Stories about chefs, ice skaters, and even mahjong players. Opening up the possibilities of anime storytelling is a noble goal, and one that is sorely needed. The ending of the show amounts to a criticism of the Dragon Ball Z model of storytelling. Much like Goku, Boros is constantly seeking the strongest opponents in the universe, but unlike our Saiyan hero, he’s willing to destroy innocents to find the ones he wants. At the same time Saitama, the actual strongest being is bored of all the power. One Punch Man is displaying both ways this infinite power model can fail. Now it’s important to remember that One Punch Man may criticize a certain kind of superhero narrative, but it doesn’t disavow the value of heroes.
The show wants us to recognize and emulate the bravery we see from Genos and Mumen rider, but also recognize the silliness of the story we find those lessons in.

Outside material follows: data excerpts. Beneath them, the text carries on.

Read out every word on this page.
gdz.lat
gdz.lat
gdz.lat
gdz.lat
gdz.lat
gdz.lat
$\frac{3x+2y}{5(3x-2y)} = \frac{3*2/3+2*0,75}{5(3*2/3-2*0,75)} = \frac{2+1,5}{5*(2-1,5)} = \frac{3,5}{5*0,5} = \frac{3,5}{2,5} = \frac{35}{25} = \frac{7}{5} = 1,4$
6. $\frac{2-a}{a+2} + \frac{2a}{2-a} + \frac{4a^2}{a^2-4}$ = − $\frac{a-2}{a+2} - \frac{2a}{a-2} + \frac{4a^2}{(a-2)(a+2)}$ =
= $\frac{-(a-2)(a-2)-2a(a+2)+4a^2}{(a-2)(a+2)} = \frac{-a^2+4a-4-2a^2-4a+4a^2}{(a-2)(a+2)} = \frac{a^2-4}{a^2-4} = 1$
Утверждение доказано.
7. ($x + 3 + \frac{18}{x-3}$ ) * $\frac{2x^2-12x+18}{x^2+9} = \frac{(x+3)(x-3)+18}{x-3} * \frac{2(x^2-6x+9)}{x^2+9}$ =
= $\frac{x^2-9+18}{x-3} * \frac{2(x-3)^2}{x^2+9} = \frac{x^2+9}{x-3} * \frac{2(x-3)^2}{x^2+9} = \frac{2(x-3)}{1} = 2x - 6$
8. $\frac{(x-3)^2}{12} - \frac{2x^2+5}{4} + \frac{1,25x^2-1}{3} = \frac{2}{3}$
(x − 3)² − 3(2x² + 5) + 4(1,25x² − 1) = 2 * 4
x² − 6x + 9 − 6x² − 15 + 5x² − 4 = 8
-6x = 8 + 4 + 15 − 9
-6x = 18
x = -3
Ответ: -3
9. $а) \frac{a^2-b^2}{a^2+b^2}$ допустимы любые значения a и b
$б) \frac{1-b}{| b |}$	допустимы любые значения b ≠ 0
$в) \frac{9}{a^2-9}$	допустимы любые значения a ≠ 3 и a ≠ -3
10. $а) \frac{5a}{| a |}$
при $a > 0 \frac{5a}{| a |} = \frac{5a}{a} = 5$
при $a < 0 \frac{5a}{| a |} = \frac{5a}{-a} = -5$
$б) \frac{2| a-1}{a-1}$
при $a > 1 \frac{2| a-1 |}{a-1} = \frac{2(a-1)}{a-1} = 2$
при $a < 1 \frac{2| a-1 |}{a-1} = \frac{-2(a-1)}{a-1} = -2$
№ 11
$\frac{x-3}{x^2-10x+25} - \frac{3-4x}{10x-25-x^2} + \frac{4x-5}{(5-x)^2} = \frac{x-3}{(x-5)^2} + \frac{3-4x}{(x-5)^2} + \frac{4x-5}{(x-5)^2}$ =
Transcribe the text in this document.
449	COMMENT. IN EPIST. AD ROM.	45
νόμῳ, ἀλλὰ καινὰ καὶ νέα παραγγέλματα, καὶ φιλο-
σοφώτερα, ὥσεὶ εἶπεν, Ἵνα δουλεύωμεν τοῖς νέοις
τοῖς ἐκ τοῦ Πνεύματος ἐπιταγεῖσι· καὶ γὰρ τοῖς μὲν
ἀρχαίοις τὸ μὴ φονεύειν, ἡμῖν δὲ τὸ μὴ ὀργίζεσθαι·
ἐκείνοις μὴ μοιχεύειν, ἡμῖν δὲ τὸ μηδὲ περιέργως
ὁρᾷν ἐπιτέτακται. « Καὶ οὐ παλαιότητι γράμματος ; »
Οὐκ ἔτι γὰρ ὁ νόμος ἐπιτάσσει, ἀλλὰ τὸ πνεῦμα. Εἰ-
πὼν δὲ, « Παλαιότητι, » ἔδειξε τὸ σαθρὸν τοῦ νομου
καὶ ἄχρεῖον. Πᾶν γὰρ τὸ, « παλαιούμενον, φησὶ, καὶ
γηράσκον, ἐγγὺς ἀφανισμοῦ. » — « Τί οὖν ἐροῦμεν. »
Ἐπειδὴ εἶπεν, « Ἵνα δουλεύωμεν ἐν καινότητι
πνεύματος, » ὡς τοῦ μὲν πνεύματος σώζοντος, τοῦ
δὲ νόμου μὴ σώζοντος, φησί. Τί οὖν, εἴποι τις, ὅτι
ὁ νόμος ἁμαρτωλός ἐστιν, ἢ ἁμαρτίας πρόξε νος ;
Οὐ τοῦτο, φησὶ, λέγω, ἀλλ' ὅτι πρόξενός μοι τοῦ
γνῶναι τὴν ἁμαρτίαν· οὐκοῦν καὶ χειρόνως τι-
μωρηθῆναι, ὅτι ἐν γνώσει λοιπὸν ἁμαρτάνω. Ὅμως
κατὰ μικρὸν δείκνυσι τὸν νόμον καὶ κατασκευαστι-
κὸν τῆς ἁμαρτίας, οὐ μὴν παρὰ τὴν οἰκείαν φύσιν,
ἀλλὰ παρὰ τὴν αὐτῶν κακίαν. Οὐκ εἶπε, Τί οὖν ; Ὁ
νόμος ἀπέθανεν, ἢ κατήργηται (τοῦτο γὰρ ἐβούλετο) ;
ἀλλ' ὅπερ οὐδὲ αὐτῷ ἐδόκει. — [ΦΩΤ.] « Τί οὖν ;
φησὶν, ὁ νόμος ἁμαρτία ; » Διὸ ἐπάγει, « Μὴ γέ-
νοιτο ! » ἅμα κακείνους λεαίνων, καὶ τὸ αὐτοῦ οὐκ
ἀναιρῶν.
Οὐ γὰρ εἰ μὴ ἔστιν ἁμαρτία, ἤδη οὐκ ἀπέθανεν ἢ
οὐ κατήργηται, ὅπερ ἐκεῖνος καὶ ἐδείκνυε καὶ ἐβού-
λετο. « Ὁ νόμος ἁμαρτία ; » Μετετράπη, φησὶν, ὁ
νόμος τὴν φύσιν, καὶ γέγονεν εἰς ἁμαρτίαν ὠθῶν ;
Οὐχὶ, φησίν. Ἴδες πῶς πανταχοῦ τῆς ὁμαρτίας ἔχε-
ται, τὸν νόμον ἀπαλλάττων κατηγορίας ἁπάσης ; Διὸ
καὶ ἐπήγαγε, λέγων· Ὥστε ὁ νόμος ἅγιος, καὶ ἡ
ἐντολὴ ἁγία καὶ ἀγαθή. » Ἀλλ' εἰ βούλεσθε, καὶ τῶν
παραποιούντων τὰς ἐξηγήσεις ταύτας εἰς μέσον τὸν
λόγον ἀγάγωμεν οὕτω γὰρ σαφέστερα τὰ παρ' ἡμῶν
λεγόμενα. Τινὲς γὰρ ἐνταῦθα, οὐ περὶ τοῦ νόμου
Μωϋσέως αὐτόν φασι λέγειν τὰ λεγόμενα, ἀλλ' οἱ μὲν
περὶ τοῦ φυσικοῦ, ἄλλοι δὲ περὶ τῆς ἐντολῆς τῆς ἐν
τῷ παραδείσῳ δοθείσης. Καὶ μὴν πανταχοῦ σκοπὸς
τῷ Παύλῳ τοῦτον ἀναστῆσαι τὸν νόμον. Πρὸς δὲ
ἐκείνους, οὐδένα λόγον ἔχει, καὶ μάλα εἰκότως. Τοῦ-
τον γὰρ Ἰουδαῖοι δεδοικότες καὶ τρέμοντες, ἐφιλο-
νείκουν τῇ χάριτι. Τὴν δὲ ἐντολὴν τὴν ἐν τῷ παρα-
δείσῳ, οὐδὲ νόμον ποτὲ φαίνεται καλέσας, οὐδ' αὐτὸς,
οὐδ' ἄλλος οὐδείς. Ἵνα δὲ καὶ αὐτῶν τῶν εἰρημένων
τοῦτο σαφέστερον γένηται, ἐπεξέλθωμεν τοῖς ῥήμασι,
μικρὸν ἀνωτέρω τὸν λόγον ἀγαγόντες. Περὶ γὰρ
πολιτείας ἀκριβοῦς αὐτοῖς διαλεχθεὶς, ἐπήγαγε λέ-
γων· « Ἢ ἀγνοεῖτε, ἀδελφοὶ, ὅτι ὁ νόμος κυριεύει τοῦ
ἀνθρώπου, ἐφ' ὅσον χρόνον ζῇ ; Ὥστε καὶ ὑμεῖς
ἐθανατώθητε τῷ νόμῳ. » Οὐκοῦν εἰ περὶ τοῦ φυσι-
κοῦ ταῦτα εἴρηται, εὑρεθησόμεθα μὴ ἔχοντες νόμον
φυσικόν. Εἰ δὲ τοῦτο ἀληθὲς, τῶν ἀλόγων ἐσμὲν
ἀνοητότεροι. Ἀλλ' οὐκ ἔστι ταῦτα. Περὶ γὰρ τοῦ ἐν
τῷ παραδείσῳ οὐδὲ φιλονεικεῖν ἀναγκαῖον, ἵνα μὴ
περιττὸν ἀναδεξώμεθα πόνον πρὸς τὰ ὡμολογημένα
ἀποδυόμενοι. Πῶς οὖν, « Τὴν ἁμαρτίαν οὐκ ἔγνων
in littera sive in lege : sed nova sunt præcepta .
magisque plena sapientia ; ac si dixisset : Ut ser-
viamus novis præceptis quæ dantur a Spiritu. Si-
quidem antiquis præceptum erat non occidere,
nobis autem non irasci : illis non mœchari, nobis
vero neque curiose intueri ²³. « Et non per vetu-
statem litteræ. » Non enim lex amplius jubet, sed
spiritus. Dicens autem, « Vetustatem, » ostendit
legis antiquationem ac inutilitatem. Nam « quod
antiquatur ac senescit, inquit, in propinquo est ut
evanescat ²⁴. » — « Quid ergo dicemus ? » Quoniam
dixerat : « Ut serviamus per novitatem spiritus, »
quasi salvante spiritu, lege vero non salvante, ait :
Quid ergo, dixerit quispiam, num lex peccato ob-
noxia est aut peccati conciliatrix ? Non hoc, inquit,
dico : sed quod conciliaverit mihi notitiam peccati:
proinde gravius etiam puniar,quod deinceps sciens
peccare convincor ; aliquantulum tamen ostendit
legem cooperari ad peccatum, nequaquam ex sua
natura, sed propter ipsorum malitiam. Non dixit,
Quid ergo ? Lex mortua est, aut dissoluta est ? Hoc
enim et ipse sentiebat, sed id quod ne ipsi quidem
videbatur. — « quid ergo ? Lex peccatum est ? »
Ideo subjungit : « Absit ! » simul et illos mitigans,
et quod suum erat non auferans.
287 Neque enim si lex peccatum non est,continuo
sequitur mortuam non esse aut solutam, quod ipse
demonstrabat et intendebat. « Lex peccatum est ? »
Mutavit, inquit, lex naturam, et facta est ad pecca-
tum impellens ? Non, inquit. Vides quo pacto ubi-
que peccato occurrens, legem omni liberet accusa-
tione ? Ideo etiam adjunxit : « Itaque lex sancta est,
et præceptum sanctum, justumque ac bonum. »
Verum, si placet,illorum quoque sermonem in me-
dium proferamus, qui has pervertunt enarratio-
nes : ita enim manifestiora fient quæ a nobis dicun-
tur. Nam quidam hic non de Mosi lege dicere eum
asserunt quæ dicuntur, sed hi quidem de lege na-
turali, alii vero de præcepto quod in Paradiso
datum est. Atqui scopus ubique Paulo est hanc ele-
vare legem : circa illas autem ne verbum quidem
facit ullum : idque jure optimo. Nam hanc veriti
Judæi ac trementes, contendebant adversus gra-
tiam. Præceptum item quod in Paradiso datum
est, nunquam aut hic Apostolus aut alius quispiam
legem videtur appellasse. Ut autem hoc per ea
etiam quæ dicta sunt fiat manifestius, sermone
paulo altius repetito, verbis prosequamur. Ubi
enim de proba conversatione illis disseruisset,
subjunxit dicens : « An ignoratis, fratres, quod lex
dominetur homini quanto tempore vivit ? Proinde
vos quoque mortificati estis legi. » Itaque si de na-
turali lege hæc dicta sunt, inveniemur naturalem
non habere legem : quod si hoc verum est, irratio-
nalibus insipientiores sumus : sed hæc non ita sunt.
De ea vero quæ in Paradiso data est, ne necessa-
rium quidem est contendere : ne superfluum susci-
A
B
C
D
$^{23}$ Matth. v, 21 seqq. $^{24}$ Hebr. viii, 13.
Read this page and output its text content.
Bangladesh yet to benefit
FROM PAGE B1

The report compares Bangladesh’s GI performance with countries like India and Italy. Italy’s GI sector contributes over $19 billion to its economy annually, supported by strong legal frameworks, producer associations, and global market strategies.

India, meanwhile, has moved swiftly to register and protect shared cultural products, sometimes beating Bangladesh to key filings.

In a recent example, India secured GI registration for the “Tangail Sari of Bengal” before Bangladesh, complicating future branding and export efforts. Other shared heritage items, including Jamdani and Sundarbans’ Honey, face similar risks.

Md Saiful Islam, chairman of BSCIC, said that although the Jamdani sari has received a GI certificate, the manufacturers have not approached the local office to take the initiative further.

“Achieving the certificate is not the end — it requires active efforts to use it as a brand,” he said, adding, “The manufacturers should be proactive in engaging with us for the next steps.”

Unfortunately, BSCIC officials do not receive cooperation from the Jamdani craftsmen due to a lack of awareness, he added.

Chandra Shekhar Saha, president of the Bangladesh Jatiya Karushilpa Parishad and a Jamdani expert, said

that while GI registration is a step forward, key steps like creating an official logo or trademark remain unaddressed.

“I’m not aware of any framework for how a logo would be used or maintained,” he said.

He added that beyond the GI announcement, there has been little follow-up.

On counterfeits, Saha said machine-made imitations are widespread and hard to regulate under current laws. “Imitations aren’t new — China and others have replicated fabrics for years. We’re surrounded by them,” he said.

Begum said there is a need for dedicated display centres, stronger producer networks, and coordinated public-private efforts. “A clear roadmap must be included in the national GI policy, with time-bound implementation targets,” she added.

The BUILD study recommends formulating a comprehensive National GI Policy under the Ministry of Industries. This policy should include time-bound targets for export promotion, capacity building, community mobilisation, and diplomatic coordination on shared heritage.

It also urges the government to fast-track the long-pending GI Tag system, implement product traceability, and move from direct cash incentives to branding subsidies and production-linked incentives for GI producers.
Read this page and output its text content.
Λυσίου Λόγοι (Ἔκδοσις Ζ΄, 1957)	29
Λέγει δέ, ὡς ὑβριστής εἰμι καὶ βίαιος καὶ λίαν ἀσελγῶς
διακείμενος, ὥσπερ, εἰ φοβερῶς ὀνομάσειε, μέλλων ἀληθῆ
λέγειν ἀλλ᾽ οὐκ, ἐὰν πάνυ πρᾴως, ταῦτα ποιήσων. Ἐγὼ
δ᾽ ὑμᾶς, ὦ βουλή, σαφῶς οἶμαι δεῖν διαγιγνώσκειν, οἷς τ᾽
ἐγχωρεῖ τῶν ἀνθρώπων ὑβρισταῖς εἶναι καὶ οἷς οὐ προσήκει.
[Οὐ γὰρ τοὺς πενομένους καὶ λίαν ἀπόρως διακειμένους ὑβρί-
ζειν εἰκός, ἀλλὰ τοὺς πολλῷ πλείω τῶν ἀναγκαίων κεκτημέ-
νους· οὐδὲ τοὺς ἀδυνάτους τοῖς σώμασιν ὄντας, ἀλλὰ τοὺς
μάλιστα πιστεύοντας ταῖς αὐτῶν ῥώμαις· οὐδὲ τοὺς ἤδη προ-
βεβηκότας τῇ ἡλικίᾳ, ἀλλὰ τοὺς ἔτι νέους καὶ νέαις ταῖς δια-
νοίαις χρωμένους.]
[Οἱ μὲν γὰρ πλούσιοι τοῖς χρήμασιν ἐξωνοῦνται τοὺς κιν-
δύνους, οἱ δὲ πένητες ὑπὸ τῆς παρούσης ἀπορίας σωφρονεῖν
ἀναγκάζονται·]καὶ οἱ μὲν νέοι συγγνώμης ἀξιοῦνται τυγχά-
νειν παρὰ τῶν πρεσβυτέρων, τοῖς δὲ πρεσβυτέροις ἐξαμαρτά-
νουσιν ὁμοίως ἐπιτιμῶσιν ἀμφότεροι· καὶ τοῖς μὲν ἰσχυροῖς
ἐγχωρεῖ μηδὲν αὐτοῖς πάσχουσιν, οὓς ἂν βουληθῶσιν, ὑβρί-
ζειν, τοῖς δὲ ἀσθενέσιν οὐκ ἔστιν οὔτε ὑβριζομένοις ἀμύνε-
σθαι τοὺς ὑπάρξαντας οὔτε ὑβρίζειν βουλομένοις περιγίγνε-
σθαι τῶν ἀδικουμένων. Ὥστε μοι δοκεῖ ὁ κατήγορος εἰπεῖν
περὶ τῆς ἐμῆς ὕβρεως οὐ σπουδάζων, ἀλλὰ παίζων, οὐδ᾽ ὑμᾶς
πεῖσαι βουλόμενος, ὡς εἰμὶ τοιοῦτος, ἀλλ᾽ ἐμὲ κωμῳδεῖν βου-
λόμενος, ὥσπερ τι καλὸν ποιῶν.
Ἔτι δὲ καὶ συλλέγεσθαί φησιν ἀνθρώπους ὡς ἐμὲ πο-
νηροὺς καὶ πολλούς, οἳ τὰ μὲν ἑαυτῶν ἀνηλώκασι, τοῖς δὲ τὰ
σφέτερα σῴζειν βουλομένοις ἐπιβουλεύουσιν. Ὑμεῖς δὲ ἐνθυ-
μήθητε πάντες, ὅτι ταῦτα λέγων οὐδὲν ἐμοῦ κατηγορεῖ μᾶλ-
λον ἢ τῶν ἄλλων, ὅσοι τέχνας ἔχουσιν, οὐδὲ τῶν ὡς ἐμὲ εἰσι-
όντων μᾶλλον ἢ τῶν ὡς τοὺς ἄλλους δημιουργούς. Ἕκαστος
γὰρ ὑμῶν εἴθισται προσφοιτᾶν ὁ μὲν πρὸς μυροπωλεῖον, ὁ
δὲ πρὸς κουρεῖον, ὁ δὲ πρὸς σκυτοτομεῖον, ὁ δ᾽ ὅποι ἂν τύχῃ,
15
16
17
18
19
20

That’s the critical difference between One Punch Man and Watchmen. Both use their overpowered characters to make points about the genre they inhabit, but Watchmen makes condemnations of all sorts of social systems beyond the context of superheroes, and even condemns the superhero genre itself. One Punch Man feels different. There’s a general agreement that the stories we’ve told forever need a little refresh, but that doesn’t mean abandoning them completely. With that in mind, we can throw things like Team America, Dr. Strangelove, and Heathers as satire with Watchmen, and Deadpool, Galaxy Quest, and Blazing Saddles as parody with One Punch Man. And The Big Bang theory is none of these things. Fuck that show. Thanks for watching.